Chapitre premier :
Idéal-typification des organisations de
soirées
techno et le problème de l'usage des
typologies
I. L'intérêt d'une
idéal-typification
Pour construire un objet de science, j'ai rattaché les
organisations particulières dans l' "organisation" avec tout ce que
chacune comprenait d'éléments spécifiques. Ensuite, il a
fallu classer tout ces éléments de manière à y
apporter une logique scientifique. Au moyen de la sélection, j'ai
réussi à dégager les éléments les plus
pertinents pour tracer des figures plus typifiées.
Bien entendu aucune organisation particulière ne
correspond à un type conceptualisé. Le travail du chercheur n'est
pas de restituer à chaque interlocuteur ce qu'il fait au plus proche de
ce qu'il pense qu'il fait mais de clarifier une situation pour que celle-si
soit plus compréhensible pour tous. Ainsi, il convenait de puiser chez
un père de la sociologie, Max Weber, le concept d' "idéal-type",
afin de mieux mettre en évidence les figures les plus repérables
de l'organisation de soirées techno.
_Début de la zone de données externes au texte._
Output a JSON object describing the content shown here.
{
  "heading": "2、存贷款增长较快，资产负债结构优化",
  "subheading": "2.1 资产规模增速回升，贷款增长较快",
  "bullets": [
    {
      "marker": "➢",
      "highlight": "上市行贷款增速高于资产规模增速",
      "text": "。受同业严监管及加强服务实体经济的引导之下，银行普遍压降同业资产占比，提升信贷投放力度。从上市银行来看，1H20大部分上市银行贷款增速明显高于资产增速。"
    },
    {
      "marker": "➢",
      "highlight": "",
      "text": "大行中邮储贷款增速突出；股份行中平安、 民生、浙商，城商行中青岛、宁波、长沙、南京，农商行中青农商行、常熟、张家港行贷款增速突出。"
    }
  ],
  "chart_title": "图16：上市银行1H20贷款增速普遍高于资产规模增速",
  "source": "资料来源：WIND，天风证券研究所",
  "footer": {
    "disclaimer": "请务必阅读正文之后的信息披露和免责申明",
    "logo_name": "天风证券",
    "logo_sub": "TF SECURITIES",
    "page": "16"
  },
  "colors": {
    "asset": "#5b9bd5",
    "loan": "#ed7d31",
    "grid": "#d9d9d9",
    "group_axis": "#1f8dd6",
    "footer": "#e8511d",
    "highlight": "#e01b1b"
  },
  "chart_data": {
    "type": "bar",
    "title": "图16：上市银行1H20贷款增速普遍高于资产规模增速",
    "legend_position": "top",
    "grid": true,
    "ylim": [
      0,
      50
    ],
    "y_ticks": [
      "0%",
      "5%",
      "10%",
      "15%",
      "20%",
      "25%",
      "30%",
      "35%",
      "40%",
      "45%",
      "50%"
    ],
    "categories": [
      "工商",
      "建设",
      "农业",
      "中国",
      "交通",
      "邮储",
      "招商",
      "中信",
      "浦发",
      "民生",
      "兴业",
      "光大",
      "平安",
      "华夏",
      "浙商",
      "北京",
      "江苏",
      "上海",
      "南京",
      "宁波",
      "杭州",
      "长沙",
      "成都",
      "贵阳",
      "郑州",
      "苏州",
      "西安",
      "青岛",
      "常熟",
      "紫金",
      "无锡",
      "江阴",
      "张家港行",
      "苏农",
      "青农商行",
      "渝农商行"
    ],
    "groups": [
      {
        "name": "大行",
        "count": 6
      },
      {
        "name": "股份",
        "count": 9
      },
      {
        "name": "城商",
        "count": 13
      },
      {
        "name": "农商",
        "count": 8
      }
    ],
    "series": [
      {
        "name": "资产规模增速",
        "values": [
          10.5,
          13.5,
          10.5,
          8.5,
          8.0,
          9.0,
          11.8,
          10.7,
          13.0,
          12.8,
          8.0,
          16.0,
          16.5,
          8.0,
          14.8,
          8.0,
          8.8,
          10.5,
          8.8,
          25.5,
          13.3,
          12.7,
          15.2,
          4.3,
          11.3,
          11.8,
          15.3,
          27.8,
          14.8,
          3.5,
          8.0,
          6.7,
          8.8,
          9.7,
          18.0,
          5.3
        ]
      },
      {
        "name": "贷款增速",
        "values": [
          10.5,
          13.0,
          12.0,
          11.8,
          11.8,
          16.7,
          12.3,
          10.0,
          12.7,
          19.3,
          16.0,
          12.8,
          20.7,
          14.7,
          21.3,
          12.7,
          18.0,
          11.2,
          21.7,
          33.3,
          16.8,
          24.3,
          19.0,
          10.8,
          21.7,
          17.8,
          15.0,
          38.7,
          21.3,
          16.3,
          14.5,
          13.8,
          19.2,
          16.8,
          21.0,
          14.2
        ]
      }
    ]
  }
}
Idéaliser en partie les
données reccueillies permet de faire la distinction
d'éléments, qui, dans la réalité, sont
imbriqués par rapport aux institutions et aux comportements des
individus.
"L'idéal-type est un tableau de pensée, il
n'est pas la réalité historique, ni surtout la
réalité "authentique", il sert encore moins de schéma dans
lequel on pourrait ordonner la réalité à titre exemplaire.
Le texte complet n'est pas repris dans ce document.